As usual a cross-reference Bible may be useful.
Thoughts about Romans
Rome – the centre of the empire, and consequently of the known world at the time of Paul – was important to Paul’s strategy to reach the Gentiles. And, of course, he was himself a Roman citizen. He wanted to get there but there was so much to do first, so he wrote. He had been on three exhausting journeys around Asia Minor and Greece and was probably, at the time of writing, in Corinth preparing to take a relief fund back to the Christians in Jerusalem. Always planning ahead, Paul may have been thinking of his dream to travel to the other end of the Mediterranean Sea to Spain. On the way he would make that visit to Rome and so he wrote, in part perhaps to prepare the way for his arrival.
From the beginning of the letter Paul establishes the basis for his arguments; faith in God, through Christ, is the only pathway to salvation. Paul gives his impression of the evils of the world and the deepening problems; the hopelessness for all caught up in it. Many believe they can find their way out by their own efforts but the sentiment of chapter two echoes the words of Jesus in Matthew 7, ‘Do not judge, or you too will be judged.’ Perhaps surprisingly, in the eyes of many of his readers, he is particularly hard on the Jews who regarded themselves as superior because of their observance of the Law. A Jew himself, he does not dispute the special place that a Jew may have but cautions against complacency and a sense of superiority for God holds Jew and Gentile in equal esteem – and both are equally sinners!(3:23) Jews were not alone in condemning vice in others but failing to live according to their principles.
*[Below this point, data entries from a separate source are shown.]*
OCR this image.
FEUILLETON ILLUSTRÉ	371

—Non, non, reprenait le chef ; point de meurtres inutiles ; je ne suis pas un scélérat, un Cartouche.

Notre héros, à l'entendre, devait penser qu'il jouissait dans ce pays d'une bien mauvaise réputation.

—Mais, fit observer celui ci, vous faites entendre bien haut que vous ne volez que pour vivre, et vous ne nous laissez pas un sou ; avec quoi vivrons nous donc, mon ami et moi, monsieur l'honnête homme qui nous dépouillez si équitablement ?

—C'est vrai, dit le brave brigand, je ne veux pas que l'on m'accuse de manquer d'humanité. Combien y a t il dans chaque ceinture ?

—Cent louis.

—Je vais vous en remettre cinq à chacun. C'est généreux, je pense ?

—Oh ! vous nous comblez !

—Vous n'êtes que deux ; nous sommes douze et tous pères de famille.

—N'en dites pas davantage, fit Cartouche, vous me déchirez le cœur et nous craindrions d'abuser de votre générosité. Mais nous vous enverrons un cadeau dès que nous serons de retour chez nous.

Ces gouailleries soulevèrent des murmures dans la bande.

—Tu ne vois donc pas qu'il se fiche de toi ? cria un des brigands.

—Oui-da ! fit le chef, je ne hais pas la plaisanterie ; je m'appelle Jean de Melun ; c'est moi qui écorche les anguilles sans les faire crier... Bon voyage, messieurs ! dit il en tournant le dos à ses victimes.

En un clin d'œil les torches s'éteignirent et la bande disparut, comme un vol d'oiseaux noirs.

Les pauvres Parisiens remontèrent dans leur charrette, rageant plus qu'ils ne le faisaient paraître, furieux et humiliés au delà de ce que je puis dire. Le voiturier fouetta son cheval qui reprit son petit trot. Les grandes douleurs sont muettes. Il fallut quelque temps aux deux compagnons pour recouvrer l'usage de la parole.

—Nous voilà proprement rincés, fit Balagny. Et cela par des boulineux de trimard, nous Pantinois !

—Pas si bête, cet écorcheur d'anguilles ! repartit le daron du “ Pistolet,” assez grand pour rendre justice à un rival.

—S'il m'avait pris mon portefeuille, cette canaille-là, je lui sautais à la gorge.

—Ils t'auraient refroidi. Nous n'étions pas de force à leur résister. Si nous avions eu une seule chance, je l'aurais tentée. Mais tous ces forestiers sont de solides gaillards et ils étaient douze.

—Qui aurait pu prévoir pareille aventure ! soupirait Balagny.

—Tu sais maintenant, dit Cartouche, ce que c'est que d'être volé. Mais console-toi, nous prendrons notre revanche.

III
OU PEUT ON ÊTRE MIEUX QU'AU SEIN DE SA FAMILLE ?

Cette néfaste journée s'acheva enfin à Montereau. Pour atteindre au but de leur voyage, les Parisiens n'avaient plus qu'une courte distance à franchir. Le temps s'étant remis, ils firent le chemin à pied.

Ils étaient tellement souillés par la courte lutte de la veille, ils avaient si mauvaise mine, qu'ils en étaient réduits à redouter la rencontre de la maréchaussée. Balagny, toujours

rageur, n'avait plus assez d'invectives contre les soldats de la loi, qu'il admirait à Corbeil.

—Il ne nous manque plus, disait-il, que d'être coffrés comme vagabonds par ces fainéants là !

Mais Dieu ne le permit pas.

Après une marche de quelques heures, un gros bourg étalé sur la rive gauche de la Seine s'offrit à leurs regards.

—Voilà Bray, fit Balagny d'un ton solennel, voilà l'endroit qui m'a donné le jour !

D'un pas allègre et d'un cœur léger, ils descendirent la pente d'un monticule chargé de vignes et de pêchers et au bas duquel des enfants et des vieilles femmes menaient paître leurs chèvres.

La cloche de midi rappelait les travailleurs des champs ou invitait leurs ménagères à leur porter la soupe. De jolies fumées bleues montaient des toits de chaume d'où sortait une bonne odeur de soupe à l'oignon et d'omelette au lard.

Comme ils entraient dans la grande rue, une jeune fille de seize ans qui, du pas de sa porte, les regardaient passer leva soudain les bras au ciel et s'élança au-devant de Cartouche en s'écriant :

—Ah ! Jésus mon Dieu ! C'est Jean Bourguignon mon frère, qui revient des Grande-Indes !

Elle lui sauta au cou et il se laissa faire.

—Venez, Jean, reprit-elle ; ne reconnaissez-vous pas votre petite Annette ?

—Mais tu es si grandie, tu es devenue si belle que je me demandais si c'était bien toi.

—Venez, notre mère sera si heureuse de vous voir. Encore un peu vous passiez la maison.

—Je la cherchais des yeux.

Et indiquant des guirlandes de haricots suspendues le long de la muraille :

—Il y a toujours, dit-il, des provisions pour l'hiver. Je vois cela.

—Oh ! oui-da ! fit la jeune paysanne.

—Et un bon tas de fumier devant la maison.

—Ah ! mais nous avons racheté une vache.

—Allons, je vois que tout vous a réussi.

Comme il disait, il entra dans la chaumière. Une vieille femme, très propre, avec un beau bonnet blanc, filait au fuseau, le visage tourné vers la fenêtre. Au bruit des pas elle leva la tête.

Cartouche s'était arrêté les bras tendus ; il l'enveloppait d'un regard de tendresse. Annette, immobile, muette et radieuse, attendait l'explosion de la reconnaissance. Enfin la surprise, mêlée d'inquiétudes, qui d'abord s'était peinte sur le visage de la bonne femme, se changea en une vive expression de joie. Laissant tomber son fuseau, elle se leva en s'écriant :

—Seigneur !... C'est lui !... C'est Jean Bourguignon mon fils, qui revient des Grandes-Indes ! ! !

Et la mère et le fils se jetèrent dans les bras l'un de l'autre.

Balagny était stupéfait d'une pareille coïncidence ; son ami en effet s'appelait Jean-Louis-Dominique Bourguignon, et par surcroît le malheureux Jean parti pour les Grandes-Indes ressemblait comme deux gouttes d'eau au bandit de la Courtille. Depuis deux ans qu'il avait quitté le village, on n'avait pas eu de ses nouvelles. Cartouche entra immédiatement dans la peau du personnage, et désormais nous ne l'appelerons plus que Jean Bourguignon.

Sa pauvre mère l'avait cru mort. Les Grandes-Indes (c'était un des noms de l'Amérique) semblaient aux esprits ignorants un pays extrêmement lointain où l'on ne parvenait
Because of the Law the Jew has less excuse for being a sinner.
So faith is the key, but not as a replacement for the Law, but as its fulfilment. Abraham is held up as an example of God’s response to faith. Faith is therefore the binding agent, not bloodline or religious observance. Jesus came to fulfil the Law (Matt 5:17) through the Cross and Resurrection but we have to believe (John 3:16-17). When we believe that the effect of the Cross offers the reverse of the events of the Garden of Eden (Genesis 3) then we become united with Christ through faith. The real purpose of the Law is to convince us that we cannot be free from sin by our own efforts; that we need God. And God sends his Holy Spirit to live with us and within us (chapter 8).
Paul is filled with anguish because of his fellow Jews who refuse to accept that Jesus is their Messiah while Gentiles turn to him in faith. God has kept his promises and the nation which has a history of stubbornness and rebellion remains the chosen race. And here we receive a warning against condemning Jews for failing to believe. In chapter 11 Paul clearly foresees and so counsels against holding the view that Gentile Christians are superior. Many Jews, Paul included, did become believers and therefore the hope for Israel remains. We are not to condemn but rather to hold out that hope for all who will turn according to the principle of faith.
And so in the closing chapters Paul turns to the practical implications of the life of faith; of living at peace with one another; respecting the earthly authorities except where there is direct conflict with God’s commands. We are to be sensitive to those around us and not allow our sense of freedom through faith to become a stumbling block to others. We are to follow the example of Christ who sought to embrace all with his love. So his closing remarks include a warning against causing division – faith is the key; unity is the banner.